Presidential elections will be held in Egypt in May – the first since Hosni Mubarak was removed in last year’s popular uprising – and it looks as if the list of candidates will be a long one. Outside the office of the Presidential Election Commission, close to where President Mubarak used to have his residence, the candidates come out in a steady stream, brandishing the papers they need to begin their run for election to be the next president of Egypt. Sami Ibrahim Abdul Latif is a man of humble origins, from a simple village in the Nile Delta, wearing the traditional Egyptian galabeya. He scrapes a living reciting the Koran in graveyards. His programme is to support the poor – people like himself, he says. His campaign team consists just of himself. He has no campaign funds whatsoever.

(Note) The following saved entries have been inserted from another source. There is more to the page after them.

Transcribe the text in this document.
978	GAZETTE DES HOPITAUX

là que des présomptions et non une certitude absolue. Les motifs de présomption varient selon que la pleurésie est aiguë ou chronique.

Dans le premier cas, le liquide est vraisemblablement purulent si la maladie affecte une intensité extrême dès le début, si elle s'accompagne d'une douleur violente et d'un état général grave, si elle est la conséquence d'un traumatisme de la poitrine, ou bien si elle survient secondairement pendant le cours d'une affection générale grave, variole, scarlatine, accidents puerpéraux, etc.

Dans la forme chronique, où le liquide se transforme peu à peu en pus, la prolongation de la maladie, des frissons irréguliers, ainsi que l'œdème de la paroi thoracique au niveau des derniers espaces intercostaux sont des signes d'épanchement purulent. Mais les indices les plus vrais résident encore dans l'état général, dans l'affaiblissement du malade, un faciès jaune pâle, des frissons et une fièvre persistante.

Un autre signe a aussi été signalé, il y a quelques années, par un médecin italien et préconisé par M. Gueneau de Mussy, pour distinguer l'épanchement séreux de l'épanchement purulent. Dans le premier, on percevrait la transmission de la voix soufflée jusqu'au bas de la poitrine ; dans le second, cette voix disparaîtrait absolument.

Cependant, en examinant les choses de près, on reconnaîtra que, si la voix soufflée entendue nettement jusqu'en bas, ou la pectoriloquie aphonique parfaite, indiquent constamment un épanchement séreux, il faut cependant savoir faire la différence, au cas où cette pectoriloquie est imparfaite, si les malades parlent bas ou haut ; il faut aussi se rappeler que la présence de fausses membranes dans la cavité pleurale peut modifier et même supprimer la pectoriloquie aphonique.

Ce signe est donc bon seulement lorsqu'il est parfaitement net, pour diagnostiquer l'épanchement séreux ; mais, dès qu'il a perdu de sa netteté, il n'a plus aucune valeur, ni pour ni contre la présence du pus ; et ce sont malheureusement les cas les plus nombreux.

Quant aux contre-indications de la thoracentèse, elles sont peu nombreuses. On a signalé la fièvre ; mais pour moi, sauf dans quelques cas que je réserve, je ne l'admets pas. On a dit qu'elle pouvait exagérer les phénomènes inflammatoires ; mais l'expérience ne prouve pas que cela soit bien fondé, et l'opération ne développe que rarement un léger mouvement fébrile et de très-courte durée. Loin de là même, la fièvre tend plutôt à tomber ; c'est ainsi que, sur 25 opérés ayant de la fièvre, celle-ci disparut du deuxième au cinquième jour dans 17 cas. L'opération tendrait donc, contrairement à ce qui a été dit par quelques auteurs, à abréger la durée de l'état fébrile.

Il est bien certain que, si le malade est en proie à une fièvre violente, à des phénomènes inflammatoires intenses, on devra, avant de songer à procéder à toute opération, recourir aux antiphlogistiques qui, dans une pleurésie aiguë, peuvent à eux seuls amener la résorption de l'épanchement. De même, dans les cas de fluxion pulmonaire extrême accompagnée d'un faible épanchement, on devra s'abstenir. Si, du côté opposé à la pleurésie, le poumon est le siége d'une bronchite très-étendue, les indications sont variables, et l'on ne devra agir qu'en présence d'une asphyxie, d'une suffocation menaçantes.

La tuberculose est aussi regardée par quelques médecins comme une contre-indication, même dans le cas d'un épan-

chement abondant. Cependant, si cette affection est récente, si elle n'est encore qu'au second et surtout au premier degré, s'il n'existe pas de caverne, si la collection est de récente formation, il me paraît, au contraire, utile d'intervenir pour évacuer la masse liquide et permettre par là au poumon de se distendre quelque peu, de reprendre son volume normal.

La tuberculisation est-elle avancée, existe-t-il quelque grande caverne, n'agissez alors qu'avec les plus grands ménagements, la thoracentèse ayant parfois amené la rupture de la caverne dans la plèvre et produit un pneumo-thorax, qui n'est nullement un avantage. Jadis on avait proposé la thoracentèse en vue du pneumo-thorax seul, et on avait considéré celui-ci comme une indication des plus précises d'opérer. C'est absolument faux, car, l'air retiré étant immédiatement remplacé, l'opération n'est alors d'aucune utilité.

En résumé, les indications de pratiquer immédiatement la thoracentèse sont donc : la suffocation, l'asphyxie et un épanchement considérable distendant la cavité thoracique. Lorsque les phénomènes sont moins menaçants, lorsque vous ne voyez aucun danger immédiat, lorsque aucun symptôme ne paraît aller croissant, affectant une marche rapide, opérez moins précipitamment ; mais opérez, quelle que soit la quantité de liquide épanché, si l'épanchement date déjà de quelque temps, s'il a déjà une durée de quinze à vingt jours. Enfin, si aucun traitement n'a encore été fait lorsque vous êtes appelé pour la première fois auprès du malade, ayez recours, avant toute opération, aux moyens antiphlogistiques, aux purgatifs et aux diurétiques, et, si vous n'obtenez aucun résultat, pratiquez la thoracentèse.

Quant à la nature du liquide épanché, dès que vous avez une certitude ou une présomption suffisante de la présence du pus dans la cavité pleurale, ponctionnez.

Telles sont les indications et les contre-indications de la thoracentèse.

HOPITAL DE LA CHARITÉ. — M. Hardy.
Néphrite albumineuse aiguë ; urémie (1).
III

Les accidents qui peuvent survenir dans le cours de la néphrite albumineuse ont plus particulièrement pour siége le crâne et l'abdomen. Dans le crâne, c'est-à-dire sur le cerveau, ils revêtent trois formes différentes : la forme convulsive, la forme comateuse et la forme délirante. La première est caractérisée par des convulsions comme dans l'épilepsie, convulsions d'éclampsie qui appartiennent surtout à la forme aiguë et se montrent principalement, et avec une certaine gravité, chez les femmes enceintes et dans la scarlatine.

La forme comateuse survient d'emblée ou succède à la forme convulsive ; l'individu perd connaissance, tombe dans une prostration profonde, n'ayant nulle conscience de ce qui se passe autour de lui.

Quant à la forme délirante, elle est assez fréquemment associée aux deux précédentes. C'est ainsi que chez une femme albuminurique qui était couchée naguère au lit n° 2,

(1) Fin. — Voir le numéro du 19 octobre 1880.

Sami Ibrahim Abdul Latif says he will support less well-off Egyptians
“What about the requirement to secure 30,000 signatures,” I ask him, in order to get his name on the ballot paper? “That’s wrong,” he says, and he pledges to challenge it with national and international lawsuits.
In Egypt’s more than 5,000 years of history, only three people have ever stood in a contested election to lead the country and that was the less-than-free presidential race won by Hosni Mubarak in 2005. But this year, even before nominations have closed, more than 900 Egyptians have already put their names forward.